# NEWS 파일(json)을 Bigquery에 저장

In [121]:
import os
import sys
import json
import requests
import pickle
import gzip
import pandas as pd
import pandas_gbq as gbq
from pathlib import Path
from google.oauth2 import service_account
from google.cloud import bigquery
from IPython.core.debugger import set_trace
from tqdm.auto import tqdm
tqdm.pandas()

## Configuration

In [122]:
proj = 'global-news-crawl'
table_downloaded = 'news_dataset.downloaded'
table_trashed = 'news_dataset.trashed'
credentials = service_account.Credentials.from_service_account_file('global-news-crawl-c48d7cd9aa81.json')

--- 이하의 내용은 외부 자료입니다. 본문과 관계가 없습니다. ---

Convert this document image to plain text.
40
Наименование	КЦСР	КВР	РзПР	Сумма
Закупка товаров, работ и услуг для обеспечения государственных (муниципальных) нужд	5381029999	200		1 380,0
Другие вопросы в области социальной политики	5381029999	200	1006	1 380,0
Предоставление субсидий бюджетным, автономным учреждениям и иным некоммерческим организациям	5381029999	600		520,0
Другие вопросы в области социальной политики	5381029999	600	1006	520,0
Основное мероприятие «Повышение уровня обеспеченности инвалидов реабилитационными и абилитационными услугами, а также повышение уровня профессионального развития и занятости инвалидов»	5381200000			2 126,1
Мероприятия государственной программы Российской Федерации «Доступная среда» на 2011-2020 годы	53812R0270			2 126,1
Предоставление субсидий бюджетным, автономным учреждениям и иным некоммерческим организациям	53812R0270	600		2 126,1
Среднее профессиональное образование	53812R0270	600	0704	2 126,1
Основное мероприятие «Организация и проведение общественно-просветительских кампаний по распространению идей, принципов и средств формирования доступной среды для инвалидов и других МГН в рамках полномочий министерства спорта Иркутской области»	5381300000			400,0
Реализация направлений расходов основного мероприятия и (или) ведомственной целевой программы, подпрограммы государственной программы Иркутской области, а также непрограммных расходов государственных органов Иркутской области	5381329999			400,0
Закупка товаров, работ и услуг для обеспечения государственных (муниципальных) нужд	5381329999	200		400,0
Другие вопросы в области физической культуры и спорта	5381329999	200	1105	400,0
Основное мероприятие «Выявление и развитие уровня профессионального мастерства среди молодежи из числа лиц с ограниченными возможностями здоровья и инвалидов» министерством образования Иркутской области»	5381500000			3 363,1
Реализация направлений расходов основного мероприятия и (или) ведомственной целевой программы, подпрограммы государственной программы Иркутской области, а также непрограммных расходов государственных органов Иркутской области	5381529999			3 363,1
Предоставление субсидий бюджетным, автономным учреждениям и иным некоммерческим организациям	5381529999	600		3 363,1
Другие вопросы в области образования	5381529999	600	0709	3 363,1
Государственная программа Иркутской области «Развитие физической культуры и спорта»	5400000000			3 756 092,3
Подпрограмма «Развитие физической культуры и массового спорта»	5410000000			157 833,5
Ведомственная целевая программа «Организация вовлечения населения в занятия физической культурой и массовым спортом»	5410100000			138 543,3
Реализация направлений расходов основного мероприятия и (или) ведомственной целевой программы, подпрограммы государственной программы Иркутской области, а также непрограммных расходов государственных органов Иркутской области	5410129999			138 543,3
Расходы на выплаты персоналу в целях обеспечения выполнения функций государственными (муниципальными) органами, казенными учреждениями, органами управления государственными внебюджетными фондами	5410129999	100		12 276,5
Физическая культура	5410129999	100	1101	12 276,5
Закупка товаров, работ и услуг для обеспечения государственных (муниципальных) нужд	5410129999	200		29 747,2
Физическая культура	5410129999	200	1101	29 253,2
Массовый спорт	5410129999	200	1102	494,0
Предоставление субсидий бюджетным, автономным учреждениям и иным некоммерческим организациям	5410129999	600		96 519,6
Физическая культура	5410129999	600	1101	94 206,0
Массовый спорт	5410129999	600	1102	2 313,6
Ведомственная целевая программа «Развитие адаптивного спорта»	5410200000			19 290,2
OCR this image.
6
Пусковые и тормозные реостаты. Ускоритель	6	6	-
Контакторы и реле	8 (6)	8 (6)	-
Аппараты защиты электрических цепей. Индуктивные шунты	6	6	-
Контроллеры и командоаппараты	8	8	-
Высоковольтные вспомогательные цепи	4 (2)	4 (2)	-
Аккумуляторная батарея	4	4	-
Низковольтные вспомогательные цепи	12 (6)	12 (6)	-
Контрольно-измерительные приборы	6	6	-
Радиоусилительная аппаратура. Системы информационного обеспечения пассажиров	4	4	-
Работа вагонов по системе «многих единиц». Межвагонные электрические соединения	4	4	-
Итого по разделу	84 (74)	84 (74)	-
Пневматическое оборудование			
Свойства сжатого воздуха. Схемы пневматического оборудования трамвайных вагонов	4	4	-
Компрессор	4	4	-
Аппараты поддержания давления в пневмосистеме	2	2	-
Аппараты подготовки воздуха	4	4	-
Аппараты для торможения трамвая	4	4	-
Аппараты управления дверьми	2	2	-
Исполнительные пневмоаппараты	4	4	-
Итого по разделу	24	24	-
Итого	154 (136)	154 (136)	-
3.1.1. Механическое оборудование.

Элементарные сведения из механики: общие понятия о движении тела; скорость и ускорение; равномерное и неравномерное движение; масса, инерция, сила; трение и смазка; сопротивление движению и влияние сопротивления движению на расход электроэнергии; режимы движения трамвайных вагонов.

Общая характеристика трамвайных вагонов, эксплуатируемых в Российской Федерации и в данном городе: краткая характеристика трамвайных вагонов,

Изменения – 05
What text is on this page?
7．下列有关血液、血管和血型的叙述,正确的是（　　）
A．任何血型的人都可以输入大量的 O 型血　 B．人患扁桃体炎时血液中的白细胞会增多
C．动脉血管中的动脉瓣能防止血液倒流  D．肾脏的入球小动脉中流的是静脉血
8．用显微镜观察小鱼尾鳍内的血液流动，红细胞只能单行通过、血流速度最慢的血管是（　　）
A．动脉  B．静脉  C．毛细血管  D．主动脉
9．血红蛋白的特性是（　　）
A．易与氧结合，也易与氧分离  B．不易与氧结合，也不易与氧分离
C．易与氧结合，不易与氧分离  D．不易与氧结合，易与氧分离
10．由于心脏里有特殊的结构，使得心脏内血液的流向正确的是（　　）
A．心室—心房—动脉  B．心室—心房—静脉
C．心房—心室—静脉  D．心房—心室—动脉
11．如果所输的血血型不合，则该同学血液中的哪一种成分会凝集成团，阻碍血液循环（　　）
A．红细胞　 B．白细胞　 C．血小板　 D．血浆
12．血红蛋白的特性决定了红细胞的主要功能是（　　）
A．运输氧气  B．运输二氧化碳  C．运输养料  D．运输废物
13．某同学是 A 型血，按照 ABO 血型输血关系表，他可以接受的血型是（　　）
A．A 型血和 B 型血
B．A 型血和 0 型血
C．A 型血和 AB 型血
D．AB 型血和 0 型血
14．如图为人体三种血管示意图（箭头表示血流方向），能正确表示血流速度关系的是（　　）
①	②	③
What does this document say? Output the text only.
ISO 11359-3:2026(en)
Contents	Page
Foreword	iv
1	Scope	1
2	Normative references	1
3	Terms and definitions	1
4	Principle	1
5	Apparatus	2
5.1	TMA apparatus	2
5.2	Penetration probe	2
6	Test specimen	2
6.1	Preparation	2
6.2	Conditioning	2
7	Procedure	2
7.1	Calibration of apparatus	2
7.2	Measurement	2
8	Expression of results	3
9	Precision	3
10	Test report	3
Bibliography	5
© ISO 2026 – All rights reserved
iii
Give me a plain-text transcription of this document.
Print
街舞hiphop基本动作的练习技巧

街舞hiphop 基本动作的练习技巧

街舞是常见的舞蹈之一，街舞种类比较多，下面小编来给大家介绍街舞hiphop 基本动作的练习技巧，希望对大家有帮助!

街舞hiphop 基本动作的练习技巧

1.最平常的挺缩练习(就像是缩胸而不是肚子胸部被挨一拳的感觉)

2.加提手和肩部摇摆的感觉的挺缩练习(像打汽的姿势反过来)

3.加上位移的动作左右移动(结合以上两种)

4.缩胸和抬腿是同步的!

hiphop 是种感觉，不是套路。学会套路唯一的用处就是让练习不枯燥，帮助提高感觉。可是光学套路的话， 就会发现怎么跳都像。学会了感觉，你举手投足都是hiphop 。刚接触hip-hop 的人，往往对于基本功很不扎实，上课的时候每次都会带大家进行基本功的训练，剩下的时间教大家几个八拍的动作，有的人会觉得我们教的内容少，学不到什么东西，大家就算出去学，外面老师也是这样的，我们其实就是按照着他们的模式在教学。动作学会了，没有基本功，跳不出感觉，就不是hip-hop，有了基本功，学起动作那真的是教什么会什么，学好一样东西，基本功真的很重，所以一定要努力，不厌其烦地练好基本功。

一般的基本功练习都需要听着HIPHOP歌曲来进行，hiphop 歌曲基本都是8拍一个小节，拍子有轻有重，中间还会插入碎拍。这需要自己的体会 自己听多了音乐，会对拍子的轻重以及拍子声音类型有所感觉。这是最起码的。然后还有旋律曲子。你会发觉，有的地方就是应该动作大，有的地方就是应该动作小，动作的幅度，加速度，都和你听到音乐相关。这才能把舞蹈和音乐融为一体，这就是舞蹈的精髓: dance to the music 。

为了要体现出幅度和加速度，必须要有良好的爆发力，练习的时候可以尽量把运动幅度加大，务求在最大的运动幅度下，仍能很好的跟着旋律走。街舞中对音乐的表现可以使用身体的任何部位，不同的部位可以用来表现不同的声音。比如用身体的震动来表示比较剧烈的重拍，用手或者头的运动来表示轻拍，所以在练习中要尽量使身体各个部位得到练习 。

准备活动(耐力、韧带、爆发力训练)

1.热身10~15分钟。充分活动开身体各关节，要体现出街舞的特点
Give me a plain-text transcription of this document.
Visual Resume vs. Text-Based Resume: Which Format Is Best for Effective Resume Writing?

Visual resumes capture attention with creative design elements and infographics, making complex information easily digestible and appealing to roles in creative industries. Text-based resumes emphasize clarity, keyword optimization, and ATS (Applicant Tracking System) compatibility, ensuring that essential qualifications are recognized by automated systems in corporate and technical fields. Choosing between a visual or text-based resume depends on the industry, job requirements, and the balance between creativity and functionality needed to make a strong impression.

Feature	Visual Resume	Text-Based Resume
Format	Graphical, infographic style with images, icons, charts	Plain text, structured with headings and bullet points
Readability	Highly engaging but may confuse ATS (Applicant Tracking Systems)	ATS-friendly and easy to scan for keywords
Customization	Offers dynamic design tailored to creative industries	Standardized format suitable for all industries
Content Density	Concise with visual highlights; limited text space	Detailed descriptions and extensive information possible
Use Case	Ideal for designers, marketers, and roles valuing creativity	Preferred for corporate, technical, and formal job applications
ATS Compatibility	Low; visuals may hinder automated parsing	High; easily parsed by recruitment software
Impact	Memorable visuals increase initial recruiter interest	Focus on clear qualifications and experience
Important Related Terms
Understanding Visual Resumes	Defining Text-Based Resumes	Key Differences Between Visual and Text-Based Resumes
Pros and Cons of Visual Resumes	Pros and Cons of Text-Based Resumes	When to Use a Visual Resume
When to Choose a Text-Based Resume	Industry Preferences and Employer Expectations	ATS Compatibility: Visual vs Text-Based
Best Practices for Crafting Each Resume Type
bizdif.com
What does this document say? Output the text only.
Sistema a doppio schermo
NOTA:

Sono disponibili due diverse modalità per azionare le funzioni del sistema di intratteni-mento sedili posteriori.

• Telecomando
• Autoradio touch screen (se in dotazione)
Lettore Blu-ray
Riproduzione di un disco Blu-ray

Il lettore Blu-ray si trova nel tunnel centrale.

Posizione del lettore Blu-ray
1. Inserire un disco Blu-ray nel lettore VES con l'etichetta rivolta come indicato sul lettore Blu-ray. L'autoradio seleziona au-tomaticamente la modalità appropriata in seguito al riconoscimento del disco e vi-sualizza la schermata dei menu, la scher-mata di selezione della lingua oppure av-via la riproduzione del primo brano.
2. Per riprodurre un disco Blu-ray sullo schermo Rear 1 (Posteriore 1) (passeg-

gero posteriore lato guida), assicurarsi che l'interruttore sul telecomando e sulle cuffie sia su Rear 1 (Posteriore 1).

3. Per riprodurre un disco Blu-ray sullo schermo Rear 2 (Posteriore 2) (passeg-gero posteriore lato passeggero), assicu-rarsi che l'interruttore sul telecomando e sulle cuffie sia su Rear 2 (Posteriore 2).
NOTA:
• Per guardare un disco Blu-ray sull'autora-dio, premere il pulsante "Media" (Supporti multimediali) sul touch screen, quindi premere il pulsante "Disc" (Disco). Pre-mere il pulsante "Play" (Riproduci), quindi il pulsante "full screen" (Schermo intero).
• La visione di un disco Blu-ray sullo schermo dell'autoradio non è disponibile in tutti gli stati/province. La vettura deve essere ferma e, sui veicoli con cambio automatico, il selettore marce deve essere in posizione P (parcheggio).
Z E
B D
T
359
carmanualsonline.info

## Bigquery에서 기존 뉴스 ID 리스트 받기

In [129]:
%%time
qry_0 = 'SELECT id FROM `{}`'.format(proj + '.' + table_downloaded)
ids_downloaded = gbq.read_gbq(qry_0, project_id=proj, credentials=credentials)#, use_bqstorage_api=True)

Wall time: 15 s


In [130]:
%%time
qry_1 = 'SELECT id FROM `{}`'.format(proj + '.' + table_trashed)
ids_trashed = gbq.read_gbq(qry_1, project_id=proj, credentials=credentials)

Wall time: 4.71 s


In [131]:
ids_downloaded_set = set(ids_downloaded.id)
ids_trashed_set = set(ids_trashed.id)

In [132]:
assert len(ids_downloaded) == len(ids_downloaded_set), 'duplicated in downloaded'
assert len(ids_trashed) == len(ids_trashed_set), 'duplicated in trashed'
assert len(ids_downloaded_set & ids_trashed_set) == 0, 'ids overlapping'

In [133]:
newsids = ids_downloaded_set | ids_trashed_set; len(newsids)

310547

In [134]:
len(ids_downloaded_set), len(ids_trashed_set)

(293203, 17344)

## 파일에서 뉴스정보 추출
나중에는 필요없는 과정이다. 다운로드 받은 즉시 바로 Bigquery에 전송할 것이므로

In [135]:
def extract_contents(newsids=None, where=None, n=1000):
    df = {}
    _n = 0
    
    for file in Path(where).glob('**/*.json'):
        id = file.stem
        
        if id not in newsids:
            try:
                js = json.loads(file.read_text())
            
                if 'authors' in js:
                    js['authors'] = ', '.join(js['authors'])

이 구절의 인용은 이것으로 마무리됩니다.